Having a suitable test which would clearly show I did not have a bacterial infection would undoubtedly have assisted the doctor in reassuring another patient and backing up their assertion that they should not be prescribing antibiotics.
Of course, in the scenario of an infection being more severe than a sore throat, it is of paramount importance to treat the patient quickly and sometimes the doctor has little option but to prescribe antibiotics, at least initially.
Moreover, doctors in other countries may not be as strict as my own doctor was, and I am sure that over prescribing antibiotics is still prevalent worldwide.
Providing medical professionals with the correct tools will help ensure that antibiotics are used only when appropriate and necessary.
With my work on the Longitude prize advisory panel, one thing which is becoming clear to me is the importance of the cost of any diagnostic test. Antibiotics can be ‘bought on the street’ very cheaply in some countries and so if a test is not cheaper than the antibiotics themselves, it may be difficult to adopt test use.
POC diagnostics and antibiotic development need to go hand-in-hand. A great deal of effort, time and resource is put into the research and development of both POC testing and diagnostic technologies to ensure medical professionals only give antibiotics when it is appropriate to do so, which will slow down antibiotic resistance from developing in the first instance.

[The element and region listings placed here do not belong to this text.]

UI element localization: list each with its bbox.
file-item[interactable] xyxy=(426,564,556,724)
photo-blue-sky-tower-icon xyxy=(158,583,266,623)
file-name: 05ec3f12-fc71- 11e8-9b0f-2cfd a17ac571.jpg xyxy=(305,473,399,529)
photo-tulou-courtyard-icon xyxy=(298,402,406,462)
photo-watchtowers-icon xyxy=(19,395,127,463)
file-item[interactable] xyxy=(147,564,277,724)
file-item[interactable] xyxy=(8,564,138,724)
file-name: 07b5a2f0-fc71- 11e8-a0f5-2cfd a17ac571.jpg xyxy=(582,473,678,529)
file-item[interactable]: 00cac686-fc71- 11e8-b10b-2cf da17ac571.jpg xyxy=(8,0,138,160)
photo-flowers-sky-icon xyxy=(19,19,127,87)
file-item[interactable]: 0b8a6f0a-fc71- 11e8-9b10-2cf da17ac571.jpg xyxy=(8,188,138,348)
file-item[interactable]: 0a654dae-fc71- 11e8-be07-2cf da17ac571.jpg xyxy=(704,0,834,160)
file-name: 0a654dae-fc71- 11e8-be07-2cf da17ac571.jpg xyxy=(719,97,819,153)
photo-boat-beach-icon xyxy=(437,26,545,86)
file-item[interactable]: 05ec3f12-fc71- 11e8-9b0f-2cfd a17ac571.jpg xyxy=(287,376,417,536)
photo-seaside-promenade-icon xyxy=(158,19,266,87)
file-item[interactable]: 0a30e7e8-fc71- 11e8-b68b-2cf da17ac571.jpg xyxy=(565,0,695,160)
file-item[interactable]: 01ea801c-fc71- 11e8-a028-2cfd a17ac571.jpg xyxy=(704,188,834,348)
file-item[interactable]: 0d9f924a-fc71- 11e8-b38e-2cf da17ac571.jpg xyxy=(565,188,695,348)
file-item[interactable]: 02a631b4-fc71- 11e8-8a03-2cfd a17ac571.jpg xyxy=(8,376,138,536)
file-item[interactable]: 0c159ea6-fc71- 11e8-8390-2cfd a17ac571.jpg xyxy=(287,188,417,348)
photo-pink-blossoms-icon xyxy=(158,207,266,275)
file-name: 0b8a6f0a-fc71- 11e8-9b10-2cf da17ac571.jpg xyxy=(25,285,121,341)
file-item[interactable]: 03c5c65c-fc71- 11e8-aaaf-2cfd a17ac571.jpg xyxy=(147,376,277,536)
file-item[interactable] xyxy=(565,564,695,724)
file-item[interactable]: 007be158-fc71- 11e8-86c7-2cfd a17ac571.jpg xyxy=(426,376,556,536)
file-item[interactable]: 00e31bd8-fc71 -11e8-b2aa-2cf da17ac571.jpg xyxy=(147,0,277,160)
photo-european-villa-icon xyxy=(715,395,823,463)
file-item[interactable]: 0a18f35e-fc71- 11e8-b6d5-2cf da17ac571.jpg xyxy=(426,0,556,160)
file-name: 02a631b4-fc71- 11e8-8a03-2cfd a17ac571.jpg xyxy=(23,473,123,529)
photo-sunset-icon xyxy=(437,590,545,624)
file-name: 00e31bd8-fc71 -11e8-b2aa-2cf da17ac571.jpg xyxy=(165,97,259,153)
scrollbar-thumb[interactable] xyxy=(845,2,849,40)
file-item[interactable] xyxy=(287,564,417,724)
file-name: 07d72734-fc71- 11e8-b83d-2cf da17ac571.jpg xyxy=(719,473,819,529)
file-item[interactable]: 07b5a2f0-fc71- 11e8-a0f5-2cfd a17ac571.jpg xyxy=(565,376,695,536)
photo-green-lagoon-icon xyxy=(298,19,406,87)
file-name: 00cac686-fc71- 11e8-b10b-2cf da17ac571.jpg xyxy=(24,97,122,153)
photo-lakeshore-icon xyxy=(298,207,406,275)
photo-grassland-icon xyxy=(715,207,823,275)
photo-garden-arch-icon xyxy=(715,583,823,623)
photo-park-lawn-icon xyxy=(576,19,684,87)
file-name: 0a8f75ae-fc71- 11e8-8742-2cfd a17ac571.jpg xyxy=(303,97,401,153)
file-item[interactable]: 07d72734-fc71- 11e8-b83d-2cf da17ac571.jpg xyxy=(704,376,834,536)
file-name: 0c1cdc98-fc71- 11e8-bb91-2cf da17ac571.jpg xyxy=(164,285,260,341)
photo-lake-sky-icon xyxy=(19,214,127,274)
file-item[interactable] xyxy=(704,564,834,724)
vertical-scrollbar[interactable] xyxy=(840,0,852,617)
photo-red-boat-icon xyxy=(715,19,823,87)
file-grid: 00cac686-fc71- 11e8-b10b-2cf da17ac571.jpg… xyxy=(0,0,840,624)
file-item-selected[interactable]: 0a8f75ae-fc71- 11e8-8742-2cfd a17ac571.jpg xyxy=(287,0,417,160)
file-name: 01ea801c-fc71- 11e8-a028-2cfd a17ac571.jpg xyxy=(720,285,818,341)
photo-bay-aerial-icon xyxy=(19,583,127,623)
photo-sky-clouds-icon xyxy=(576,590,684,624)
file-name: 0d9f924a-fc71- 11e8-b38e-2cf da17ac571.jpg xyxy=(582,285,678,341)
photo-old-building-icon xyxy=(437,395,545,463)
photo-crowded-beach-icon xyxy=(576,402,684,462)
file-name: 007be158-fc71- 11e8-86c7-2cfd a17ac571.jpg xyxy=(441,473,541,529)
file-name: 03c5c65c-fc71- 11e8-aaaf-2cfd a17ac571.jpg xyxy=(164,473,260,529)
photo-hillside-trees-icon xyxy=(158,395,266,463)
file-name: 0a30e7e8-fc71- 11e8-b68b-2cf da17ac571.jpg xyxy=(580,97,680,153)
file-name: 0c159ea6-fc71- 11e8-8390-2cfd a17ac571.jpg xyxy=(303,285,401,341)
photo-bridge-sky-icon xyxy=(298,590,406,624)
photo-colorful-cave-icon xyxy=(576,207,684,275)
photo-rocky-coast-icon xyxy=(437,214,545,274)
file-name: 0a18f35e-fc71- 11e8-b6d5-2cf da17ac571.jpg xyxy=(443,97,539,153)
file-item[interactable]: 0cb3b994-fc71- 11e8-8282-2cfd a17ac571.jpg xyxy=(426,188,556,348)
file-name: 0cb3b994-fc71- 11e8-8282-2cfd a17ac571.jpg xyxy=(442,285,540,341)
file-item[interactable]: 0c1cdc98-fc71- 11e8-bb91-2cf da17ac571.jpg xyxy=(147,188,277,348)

Without POC diagnostics and antibiotic development, patients will continue to receive existing antibiotics unnecessarily, increasing the likelihood of AMR.
Essentially then, we need heightened innovation across the board – bolstered by the vital protection that intellectual property affords – but we also need major behavioural changes.
Only a carefully balanced approach that foregrounds these concerns can hope to go some way towards turning the tide and avoiding the nightmare superbug scenario.